Hospital bag checklist for baby:

  1. Socks
  2. Loose fitting vests that you can easily get over baby’s head.
  3. Loose fitting clothes that you can easily get over baby’s head.
  4. Nappies
  5. Wipes
  6. Toys and teddies to keep them occupied
  7. Books to read to them
  8. Something for them to go down to surgery in
  9. Something to get changed in after surgery
  10. soft snacks, milk, water for afterwards (as long as cleared)
  11. Sling or pushchair to comfort baby/transport
  12. Comforting blanket

During the operation

The hardest part for me was walking away once they had put my little boy to sleep! I didn’t want to go, I didn’t want to leave him and it was emotionally challenging. However, the best advice I was given was to get off the ward so you aren’t clock watching. We went down to the café and had a drink and some food to keep our strength up. Then we went to get my little boy a balloon for when he woke up. After that, though, I knew I needed to come back to the ward and sit and wait. This is where my headphones came in use as I listened to lots of calming meditations until the surgeon came to get me.

Holding on

After the operation

We were taken down to recovery after nearly 3 hours and luckily my boy was still fast asleep! Soon enough, he stirred and fed very quickly! Then sat up straight and wanted me to take him round the room to explore the pictures on the wall.

My boy back after his cleft lip operation

We then went back to the ward and he was hungry for lunch, which he wolfed down no problem. After that, we took him to the play room and he wanted to play. The doctor had to come and find us and said he was the fastest recovered baby to be in the playroom! All that worry and stress and honestly he was absolutely fine.

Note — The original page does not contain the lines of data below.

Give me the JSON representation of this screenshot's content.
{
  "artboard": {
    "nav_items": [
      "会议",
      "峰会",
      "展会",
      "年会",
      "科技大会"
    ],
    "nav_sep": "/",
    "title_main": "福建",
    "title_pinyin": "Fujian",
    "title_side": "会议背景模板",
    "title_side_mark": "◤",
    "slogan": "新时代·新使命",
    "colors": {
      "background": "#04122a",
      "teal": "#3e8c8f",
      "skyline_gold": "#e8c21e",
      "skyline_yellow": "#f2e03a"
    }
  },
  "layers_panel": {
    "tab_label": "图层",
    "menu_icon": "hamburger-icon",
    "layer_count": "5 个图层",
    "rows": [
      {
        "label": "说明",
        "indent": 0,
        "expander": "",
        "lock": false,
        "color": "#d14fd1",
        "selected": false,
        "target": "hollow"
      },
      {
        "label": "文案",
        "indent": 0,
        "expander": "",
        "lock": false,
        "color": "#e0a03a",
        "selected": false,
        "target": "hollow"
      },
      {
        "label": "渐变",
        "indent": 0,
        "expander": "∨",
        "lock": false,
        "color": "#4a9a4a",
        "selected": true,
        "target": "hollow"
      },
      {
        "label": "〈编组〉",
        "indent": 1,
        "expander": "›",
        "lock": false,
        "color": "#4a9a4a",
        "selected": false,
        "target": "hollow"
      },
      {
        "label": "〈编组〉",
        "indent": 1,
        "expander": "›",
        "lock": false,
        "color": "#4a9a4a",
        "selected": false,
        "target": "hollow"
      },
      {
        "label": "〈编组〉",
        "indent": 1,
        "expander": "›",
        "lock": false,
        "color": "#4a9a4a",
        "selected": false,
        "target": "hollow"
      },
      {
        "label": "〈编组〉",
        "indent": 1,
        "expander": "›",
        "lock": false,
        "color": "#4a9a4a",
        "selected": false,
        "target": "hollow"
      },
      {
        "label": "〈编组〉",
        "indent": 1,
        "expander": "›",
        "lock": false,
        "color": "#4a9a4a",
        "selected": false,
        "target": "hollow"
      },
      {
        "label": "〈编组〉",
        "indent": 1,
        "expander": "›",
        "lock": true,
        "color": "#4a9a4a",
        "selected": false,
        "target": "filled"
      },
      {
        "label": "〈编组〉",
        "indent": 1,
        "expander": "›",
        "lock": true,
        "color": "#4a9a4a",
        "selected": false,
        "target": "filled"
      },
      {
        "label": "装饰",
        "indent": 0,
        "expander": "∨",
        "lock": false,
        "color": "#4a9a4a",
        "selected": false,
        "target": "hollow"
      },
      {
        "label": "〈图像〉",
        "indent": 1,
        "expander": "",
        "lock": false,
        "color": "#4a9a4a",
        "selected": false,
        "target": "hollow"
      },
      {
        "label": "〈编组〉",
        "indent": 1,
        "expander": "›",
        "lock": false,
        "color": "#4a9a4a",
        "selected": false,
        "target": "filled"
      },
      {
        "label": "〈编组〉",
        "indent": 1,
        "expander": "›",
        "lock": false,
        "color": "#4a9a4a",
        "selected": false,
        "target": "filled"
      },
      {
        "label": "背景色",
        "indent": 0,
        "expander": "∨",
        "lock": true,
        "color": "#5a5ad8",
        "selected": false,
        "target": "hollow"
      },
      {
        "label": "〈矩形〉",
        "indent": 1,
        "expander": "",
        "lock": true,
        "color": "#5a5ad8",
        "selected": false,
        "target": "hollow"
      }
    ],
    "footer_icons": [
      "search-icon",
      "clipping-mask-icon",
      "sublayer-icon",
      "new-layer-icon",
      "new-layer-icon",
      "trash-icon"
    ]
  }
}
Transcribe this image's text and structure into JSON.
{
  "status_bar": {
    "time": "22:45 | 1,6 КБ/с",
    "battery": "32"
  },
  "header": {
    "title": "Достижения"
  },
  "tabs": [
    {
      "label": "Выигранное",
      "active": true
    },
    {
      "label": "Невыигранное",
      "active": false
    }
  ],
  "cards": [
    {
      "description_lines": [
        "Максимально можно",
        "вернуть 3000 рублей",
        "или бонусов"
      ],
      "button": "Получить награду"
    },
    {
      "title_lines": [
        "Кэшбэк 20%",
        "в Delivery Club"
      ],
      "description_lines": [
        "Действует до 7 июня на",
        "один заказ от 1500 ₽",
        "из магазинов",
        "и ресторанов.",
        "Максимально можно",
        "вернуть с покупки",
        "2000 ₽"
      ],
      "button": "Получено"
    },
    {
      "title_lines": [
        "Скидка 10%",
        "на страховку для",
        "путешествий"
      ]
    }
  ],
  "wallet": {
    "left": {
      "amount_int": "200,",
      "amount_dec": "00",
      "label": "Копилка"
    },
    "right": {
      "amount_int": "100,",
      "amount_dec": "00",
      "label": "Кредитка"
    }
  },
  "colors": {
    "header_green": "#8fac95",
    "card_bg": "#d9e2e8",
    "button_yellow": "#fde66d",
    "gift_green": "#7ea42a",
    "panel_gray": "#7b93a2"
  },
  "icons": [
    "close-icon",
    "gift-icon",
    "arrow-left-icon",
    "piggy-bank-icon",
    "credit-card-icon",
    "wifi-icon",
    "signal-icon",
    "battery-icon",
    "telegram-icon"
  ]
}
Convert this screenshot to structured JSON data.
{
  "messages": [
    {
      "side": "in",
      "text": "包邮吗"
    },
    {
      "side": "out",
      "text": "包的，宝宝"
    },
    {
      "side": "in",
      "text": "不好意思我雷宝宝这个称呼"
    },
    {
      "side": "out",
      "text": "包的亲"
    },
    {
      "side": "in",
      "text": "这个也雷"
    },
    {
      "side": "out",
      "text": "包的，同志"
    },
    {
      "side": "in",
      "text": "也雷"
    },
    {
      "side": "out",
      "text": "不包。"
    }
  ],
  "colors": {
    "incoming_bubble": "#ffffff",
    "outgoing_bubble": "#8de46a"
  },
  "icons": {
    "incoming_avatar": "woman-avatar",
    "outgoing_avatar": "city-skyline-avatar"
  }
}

For a while, I really couldn’t see much difference in my boy’s lip. I was told to focus on your baby’s eyes as these won’t have changed. Eventually we did start to notice a difference but to me he was still my beautiful little angel – cleft or no cleft! His lip healed really quickly and we were very lucky that we didn’t have to have an overnight stay. In the weeks after his operation, everyone commented how you couldn’t even tell he’d had anything done at all.

Mum torment

Beyond the operation

It is very easy for me to sit here and tell you not to worry when you receive a diagnosis because I am the other side of it. Please do trust me though when I say our babies are more resilient than we give them credit for. Now, looking back at baby pictures, it is hard to remember the cleft at all. We are still part of Cleft lip groups and go to organised events as it’s like being part of a large family. Please remember you are not in this alone.

Not long after his cleft lip operation.

Mummy the Fibro Warrior Top Tip:

  1. Take time to process medical diagnosis’ and come to terms with them. Use all the support that is available to you.

If there is one takeaway I’d like you all to remember today is that you have got this! You are strong! Remember you are worthy of support! Most importantly, you are capable to handle what life throws at you. I need you to know you are doing the best you can, your child/children love you just as you are and you are a warrior.